As monster storms inundate coastal cities and rising temperatures parch farmlands and fan wildfires, farmers of the future will wish there was some formula to till dry sand.
A vision of plowed sand dunes sprouting edible greenery might seem like a snapshot from the voyages of the Starship Enterprise. But this week, Bellona’s Sahara Forest Project and the Norwegian government, helped bring a version of this sci-fi vision to the deserts of Jordan.
On Wednesday, Norway’s Crown Prince Haakon and Environment and Climate Minster Vidar Helgesen joined Jordan’s King Abdullah II and Bellona President Frederic Hauge to munch on cucumbers grown in the arid sands around Aqaba – a 30-degrees Jordanian port town that gets virtually no rain most of the year.
And by all accounts they tasted great.
For both Hauge and his brother Joakim, the Sahara Forest Project’s CEO, it was a proud moment.
“This works,” said Joakim Hauge. “It’s fantastic to see.”
“This is an important contribution to solving the climate crisis,” said Helgesen.
Granted, it’s not as simple as digging a hole in the sand and dropping in a seed. The Sahara Forest Project, with help from the EU, the United States and Norway has spent the last eight years bringing a lot of technology to bear.
It’s the kind of technology that makes the most of the harsh local environment. Begun as a pilot project near Doha, Qatar in 2009, the Sahara Forest Project opened in its new home in Jordan on Wednesday.
Cucumbers grow in greenhouses cooled by water pumped out of the sea. Solar panels harness the baking sun for the power to desalinate the seawater. Carbon dioxide is put to use re-vegetating desert sands, which helps make growing and harvesting carbon negative. The process yields 10,000 liters of fresh water a day, and produces 130,000 kilograms of vegetables a year.
“It is a circular economy, where the waste from production is also used,” explained Joakim Hauge.
Everything is gets used. Surplus water goes toward cultivating more desert area. Even the salt pulled out of the seawater has value.
And the Sahara Forest Project arrives not a moment too soon.
According to recent United Nations estimations, deserts are expanding 30 times faster than at any time in history. In Africa, where the worst effects of climate changes are already visible, millions are on the move in search of arable land. With the world’s population expected to top 9 billion in 2050, land for food growth is growing scarce.
The desert greening is poised to catch on. In addition to Jordan, the Sahara Forest Project is considering expansions to Australia and Tunisia.
“This is just the start of something really big,” Frederic Hauge said. “In a few years this will mean a lot to many people.”

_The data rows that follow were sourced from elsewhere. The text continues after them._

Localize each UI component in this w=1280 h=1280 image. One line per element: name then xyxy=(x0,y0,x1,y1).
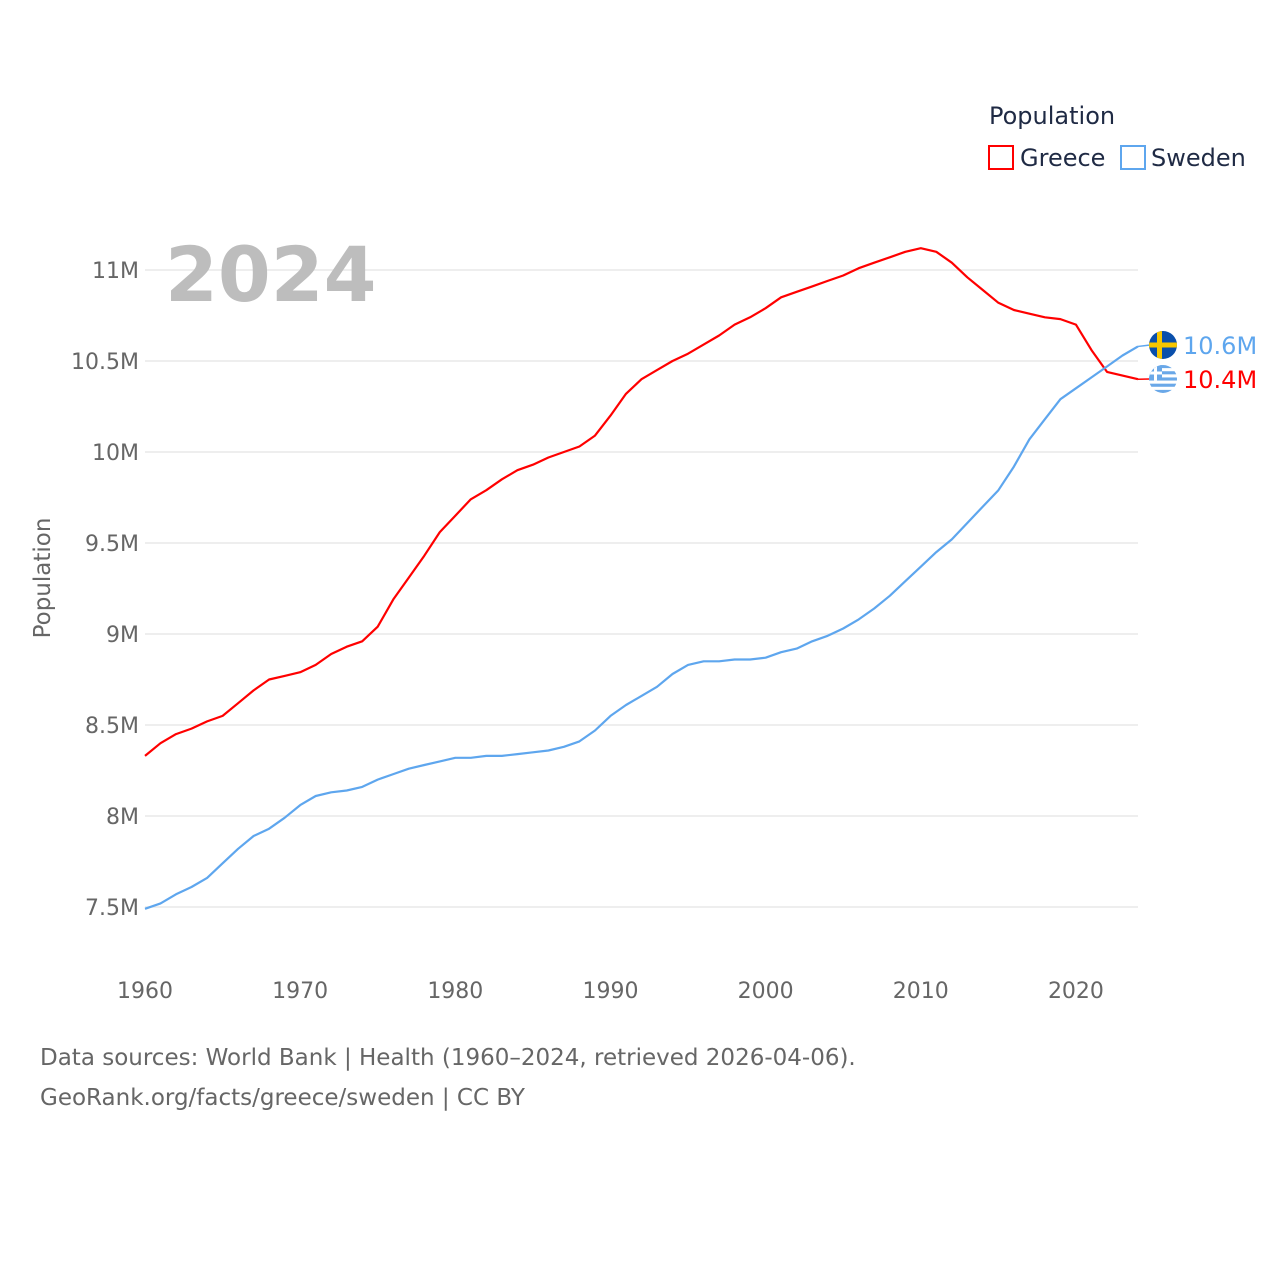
x-tick-label: 2010 xyxy=(893,979,949,1004)
y-tick-label: 9.5M xyxy=(85,532,139,557)
gridlines xyxy=(145,269,1138,908)
y-tick-label: 10.5M xyxy=(71,350,139,375)
x-tick-label: 1960 xyxy=(117,979,173,1004)
series-line-greece xyxy=(144,247,1139,757)
x-tick-label: 1980 xyxy=(427,979,483,1004)
x-tick-label: 2000 xyxy=(738,979,794,1004)
legend: Population Greece Sweden xyxy=(988,102,1246,172)
y-tick-label: 9M xyxy=(106,623,139,648)
legend-item-greece[interactable]: Greece xyxy=(988,144,1105,172)
year-watermark: 2024 xyxy=(165,230,377,319)
legend-item-sweden[interactable]: Sweden xyxy=(1120,144,1246,172)
x-tick-label: 1990 xyxy=(582,979,638,1004)
y-tick-label: 11M xyxy=(92,259,139,284)
legend-label-greece: Greece xyxy=(1020,144,1105,172)
sweden-flag-icon xyxy=(1149,331,1177,359)
x-axis-ticks: 1960 1970 1980 1990 2000 2010 2020 xyxy=(117,979,1104,1004)
x-tick-label: 2020 xyxy=(1048,979,1104,1004)
end-value-greece: 10.4M xyxy=(1183,366,1257,394)
end-labels: 10.4M 10.6M xyxy=(1137,331,1257,394)
legend-swatch-greece xyxy=(988,145,1014,170)
end-value-sweden: 10.6M xyxy=(1183,332,1257,360)
y-tick-label: 8.5M xyxy=(85,714,139,739)
attribution-link[interactable]: GeoRank.org/facts/greece/sweden | CC BY xyxy=(40,1085,525,1111)
y-axis-title: Population xyxy=(30,518,56,639)
greece-flag-icon xyxy=(1149,365,1177,393)
y-tick-label: 10M xyxy=(92,441,139,466)
y-tick-label: 8M xyxy=(106,805,139,830)
x-tick-label: 1970 xyxy=(272,979,328,1004)
data-source-note: Data sources: World Bank | Health (1960–… xyxy=(40,1045,856,1071)
y-tick-label: 7.5M xyxy=(85,896,139,921)
legend-swatch-sweden xyxy=(1120,145,1146,170)
y-axis-ticks: 7.5M 8M 8.5M 9M 9.5M 10M 10.5M 11M xyxy=(71,259,139,921)
series-line-sweden xyxy=(144,345,1139,910)
series-lines xyxy=(144,247,1139,910)
end-connector xyxy=(1137,344,1151,348)
legend-title: Population xyxy=(989,102,1115,130)
legend-label-sweden: Sweden xyxy=(1151,144,1246,172)
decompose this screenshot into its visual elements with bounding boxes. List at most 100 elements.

And it’s not just the food. The technological advances and the exchange of know-how create local jobs. It also focuses the attention of international entrepreneurs, researchers and scientists, and will turn Aquaba into a mecca of green innovation and education. This, in turn, will lead to sustainable solutions for Jordan’s food, water and energy challenges.
Helgesen highlighted the Sahara Forest Project’s importance for Norway as well. The country has put 17 million of the 32 million kroner ($4.1 million) the project has so far cost.
“In order to solve the climate crisis, we must use areas for food production in completely new ways,” he said at the opening. “If we make unproductive soil productive, this helps the climate, reduces deforestation, ensures access to food production, and we ensure food production.”
Helgesen decided to travel to the Sahara Forest Project’s Jordanian debut to raise the project’s profile and draw in more investors – and he noted that the cucumbers matched the best available in Europe.
The project also has Royal support as well. Both King Abdullah II and Prince Haakon have been boosters.
But the project, said Joakim Hauge, is designed to take root and grow on very little.
“In terms of infrastructure, we obviously need roads and such,” he said. “But it’s not so advanced – just look around at where we are now.”